Зубов посвятил адмирала в свои отношения с Потемкиным. Оказалось, что князь всегда делился с ним своими государственными замыслами, своей страстью к работе и любовью к морю и флоту.

– Я научился понимать этот высокий дух, который никогда не унижался до вражды. Я храню письма, кои его раскрывают со всей полнотой, – сказал он, как всегда, тихо, и большие красивые глаза его стали печальными.

Ушаков очень хорошо знал о той смертельной ненависти, которая, как аркан, связывала Потемкина и Зубова. А потому неумеренные похвалы Зубова князю и его «высокому духу» очень встревожили адмирала.

«Нет, этот «высокий дух» явился недаром! Зубов делит с князем его замыслы, чтоб сделать их своими. Он надеется стать Потемкиным. Не зря он так полюбил море и флот. Ведь здесь ничего не говорят понапрасну. Да неужели же этот купидон, эта торгующая собой прелестница станет во главе флота?» – думал Ушаков, и ему хотелось отвязаться от этой мысли, как от дурного сна.

А императрица говорила, стягивая в узелок подкрашенные губы:

– Платон Александрович написал прожект, который должен тебя порадовать.

– Буду счастлив познакомиться с ним, ваше величество.

– Я попрошу вас, ваше превосходительство, пожаловать ко мне в понедельник поутру, – сказал Зубов.

А императрица с тем заискивающим видом, какой бывает у людей, знающих за собой постыдные и смешные слабости, ласково коснулась надушенным платком золотого эполета на плече адмирала. Словно желая его задобрить, она сказала с заметной поспешностью:

– Я еще ничем не показала тебе своей благодарности. Но я ничего не забыла…

…Домой Ушаков ехал один.

Карета была обита красным бархатом, и в ней стоял неприятный красноватый сумрак. Слабо поблескивали серебряные львиные головы с цепочками в зубах. Цепочки придерживали тяжелые и пыльные занавески с выцветшей бахромой.

Сквозь затянутое морозной пленкой окно мелькала белая Нева, белое небо, и на нем, словно разведенными чернилами на листе бумаги, были намечены бастионы Петропавловской крепости.

Но внимание адмирала лишь на мгновение задержалось на этой когда-то привычной картине.

Хотя во время аудиенции ничего определенного не было сказано, она все-таки кое-что разъяснила. Прежде всего стало совершенно очевидно, что о «потемкинском духе», который, по словам Попова, управлял всеми помыслами императрицы, напоминали одни только стулья и подсвечники. Видимо, Попов утерял свой безошибочный придворный нюх и совсем этого не понимал. Второе и самое важное, что можно было предполагать, – это намерение Зубова взять на себя руководство флотом. Но стоило ли гадать об этом? Если б Ушаков имел хоть самую ничтожную возможность помешать Зубову в его намерении, то об этом следовало бы думать. Но ведь такой возможности не было. Значит, все гадания бессмысленны и надо ждать событий, которых нет силы предотвратить.

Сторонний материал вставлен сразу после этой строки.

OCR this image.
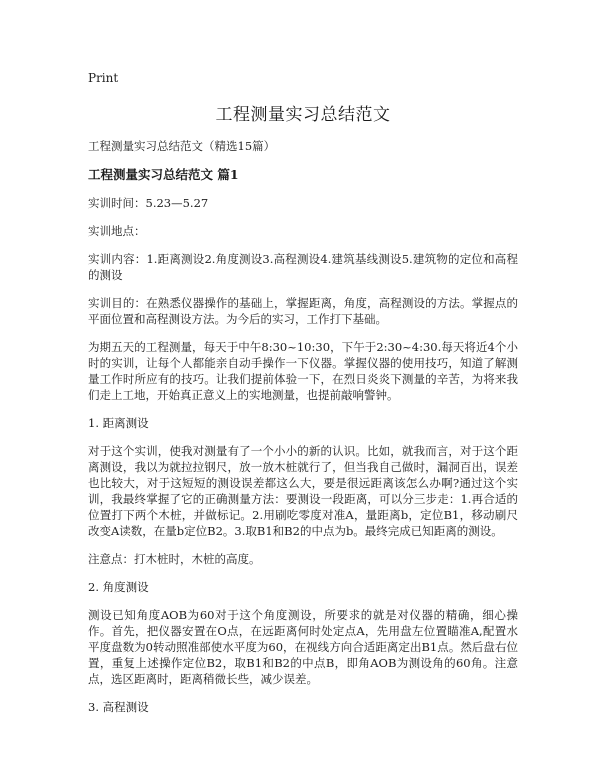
Print
工程测量实习总结范文
工程测量实习总结范文（精选15篇）
工程测量实习总结范文 篇1
实训时间：5.23—5.27
实训地点：
实训内容：1.距离测设2.角度测设3.高程测设4.建筑基线测设5.建筑物的定位和高程的测设
实训目的：在熟悉仪器操作的基础上，掌握距离，角度，高程测设的方法。掌握点的平面位置和高程测设方法。为今后的实习，工作打下基础。
为期五天的工程测量，每天于中午8:30~10:30，下午于2:30~4:30.每天将近4个小时的实训，让每个人都能亲自动手操作一下仪器。掌握仪器的使用技巧，知道了解测量工作时所应有的技巧。让我们提前体验一下，在烈日炎炎下测量的辛苦，为将来我们走上工地，开始真正意义上的实地测量，也提前敲响警钟。
1. 距离测设
对于这个实训，使我对测量有了一个小小的新的认识。比如，就我而言，对于这个距离测设，我以为就拉拉钢尺，放一放木桩就行了，但当我自己做时，漏洞百出，误差也比较大，对于这短短的测设误差都这么大，要是很远距离该怎么办啊?通过这个实训，我最终掌握了它的正确测量方法：要测设一段距离，可以分三步走：1.再合适的位置打下两个木桩，并做标记。2.用刷吃零度对准A，量距离b，定位B1，移动刷尺改变A读数，在量b定位B2。3.取B1和B2的中点为b。最终完成已知距离的测设。
注意点：打木桩时，木桩的高度。
2. 角度测设
测设已知角度AOB为60对于这个角度测设，所要求的就是对仪器的精确，细心操作。首先，把仪器安置在O点，在远距离何时处定点A，先用盘左位置瞄准A,配置水平度盘数为0转动照准部使水平度为60，在视线方向合适距离定出B1点。然后盘右位置，重复上述操作定位B2，取B1和B2的中点B，即角AOB为测设角的60角。注意点，选区距离时，距离稍微长些，减少误差。
3. 高程测设
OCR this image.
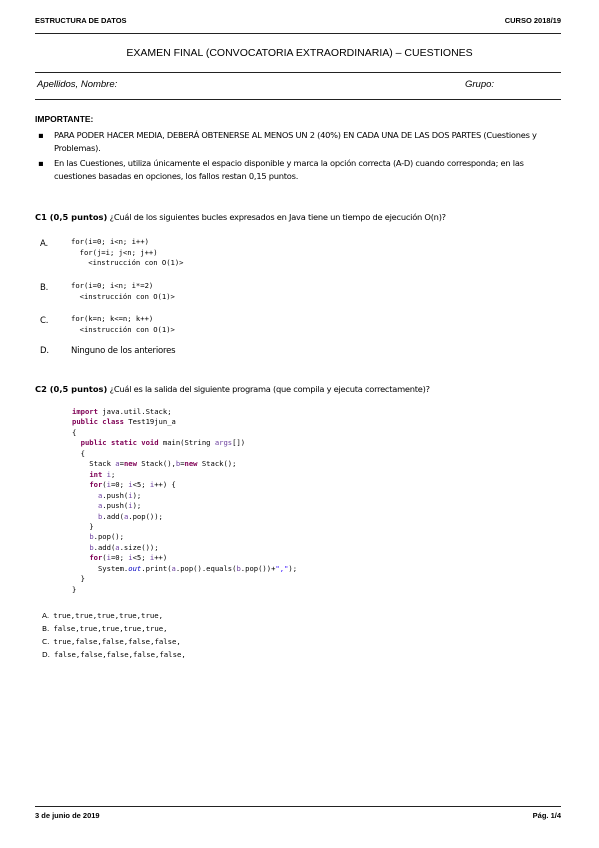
ESTRUCTURA DE DATOS	CURSO 2018/19
EXAMEN FINAL (CONVOCATORIA EXTRAORDINARIA) – CUESTIONES
Apellidos, Nombre:	Grupo:
IMPORTANTE:
▪ PARA PODER HACER MEDIA, DEBERÁ OBTENERSE AL MENOS UN 2 (40%) EN CADA UNA DE LAS DOS PARTES (Cuestiones y Problemas).
▪ En las Cuestiones, utiliza únicamente el espacio disponible y marca la opción correcta (A-D) cuando corresponda; en las cuestiones basadas en opciones, los fallos restan 0,15 puntos.
C1 (0,5 puntos) ¿Cuál de los siguientes bucles expresados en Java tiene un tiempo de ejecución O(n)?
A.	for(i=0; i<n; i++)
for(j=i; j<n; j++)
<instrucción con O(1)>
B.	for(i=0; i<n; i*=2)
<instrucción con O(1)>
C.	for(k=n; k<=n; k++)
<instrucción con O(1)>
D.	Ninguno de los anteriores
C2 (0,5 puntos) ¿Cuál es la salida del siguiente programa (que compila y ejecuta correctamente)?
import java.util.Stack;
public class Test19jun_a
{
public static void main(String args[])
{
Stack a=new Stack(),b=new Stack();
int i;
for(i=0; i<5; i++) {
a.push(i);
a.push(i);
b.add(a.pop());
}
b.pop();
b.add(a.size());
for(i=0; i<5; i++)
System.out.print(a.pop().equals(b.pop())+",");
}
}
A. true,true,true,true,true,
B. false,true,true,true,true,
C. true,false,false,false,false,
D. false,false,false,false,false,
3 de junio de 2019	Pág. 1/4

Однако мысль о будущем флота сидела в уме адмирала, как гвоздь. И он заметил, что карета остановилась у подъезда дома Аргамакова только тогда, когда лакей открыл дверцу и доложил:

– Пожалуйте, ваше превосходительство. Прибыли.

5

Через несколько дней Ушаков был приглашен императрицей на праздник в Таврическом дворце.

Несмотря на внимание Екатерины, адмирал ехал на праздник с тяжелым чувством человека, который предвидит, что его гордость будет не раз уязвлена. А когда он, войдя в притвор дворца, снял шляпу и коснулся своих волос, взбитых над теменем высокой волной, болезненный стыд вдруг обжег его с головы до ног.

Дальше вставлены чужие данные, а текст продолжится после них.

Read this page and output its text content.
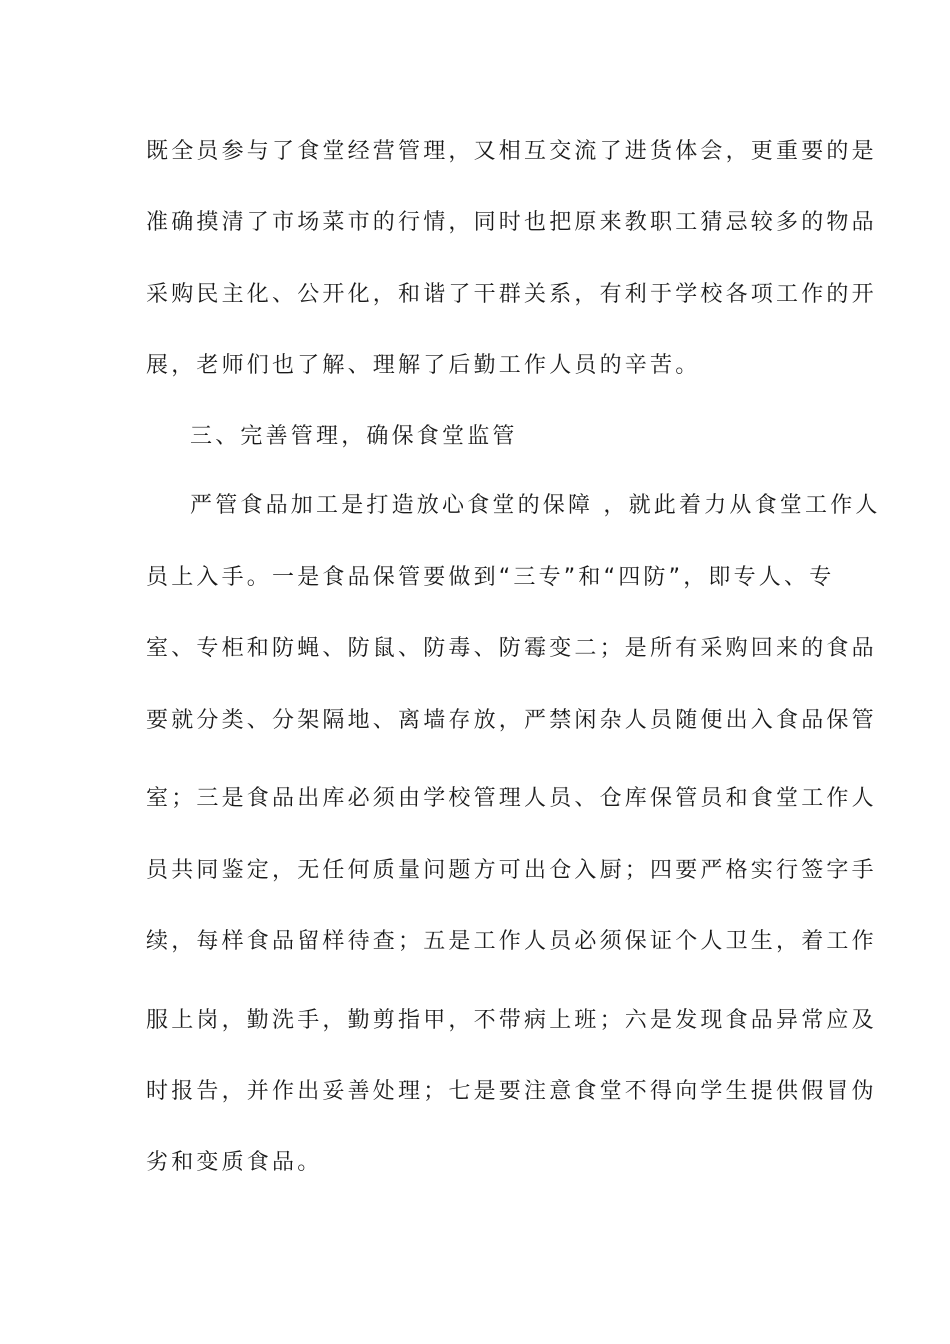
既全员参与了食堂经营管理，又相互交流了进货体会，更重要的是
准确摸清了市场菜市的行情，同时也把原来教职工猜忌较多的物品
采购民主化、公开化，和谐了干群关系，有利于学校各项工作的开
展，老师们也了解、理解了后勤工作人员的辛苦。
三、完善管理，确保食堂监管
严管食品加工是打造放心食堂的保障 ，就此着力从食堂工作人
员上入手。一是食品保管要做到“三专”和“四防”，即专人、专
室、专柜和防蝇、防鼠、防毒、防霉变二；是所有采购回来的食品
要就分类、分架隔地、离墙存放，严禁闲杂人员随便出入食品保管
室；三是食品出库必须由学校管理人员、仓库保管员和食堂工作人
员共同鉴定，无任何质量问题方可出仓入厨；四要严格实行签字手
续，每样食品留样待查；五是工作人员必须保证个人卫生，着工作
服上岗，勤洗手，勤剪指甲，不带病上班；六是发现食品异常应及
时报告，并作出妥善处理；七是要注意食堂不得向学生提供假冒伪
劣和变质食品。
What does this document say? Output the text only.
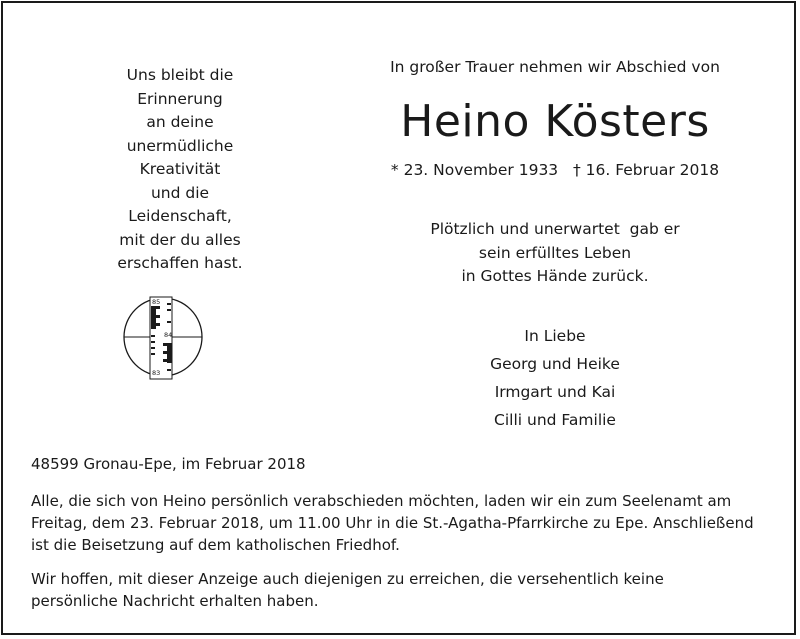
Uns bleibt die
Erinnerung
an deine
unermüdliche
Kreativität
und die
Leidenschaft,
mit der du alles
erschaffen hast.
85
84
83
In großer Trauer nehmen wir Abschied von
Heino Kösters
* 23. November 1933   † 16. Februar 2018
Plötzlich und unerwartet  gab er
sein erfülltes Leben
in Gottes Hände zurück.
In Liebe
Georg und Heike
Irmgart und Kai
Cilli und Familie
48599 Gronau-Epe, im Februar 2018
Alle, die sich von Heino persönlich verabschieden möchten, laden wir ein zum Seelenamt am
Freitag, dem 23. Februar 2018, um 11.00 Uhr in die St.-Agatha-Pfarrkirche zu Epe. Anschließend
ist die Beisetzung auf dem katholischen Friedhof.
Wir hoffen, mit dieser Anzeige auch diejenigen zu erreichen, die versehentlich keine
persönliche Nachricht erhalten haben.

Ради сооружения этой волны, носившей название «тупей», пришлось пригласить парикмахера-француза. На этом настаивал Аргамаков, да и Попов с обычной деликатностью намекнул, что на празднике будут персоны, а потому следует одеться со всем блеском. За всю жизнь адмирал никогда не думал о красоте своей одежды и прически, твердо уверенный, что никакие ухищрения не исправят его заурядной внешности. Каждый, кто увидит эту нелепую прическу, поймет это и будет прав, если рассмеется.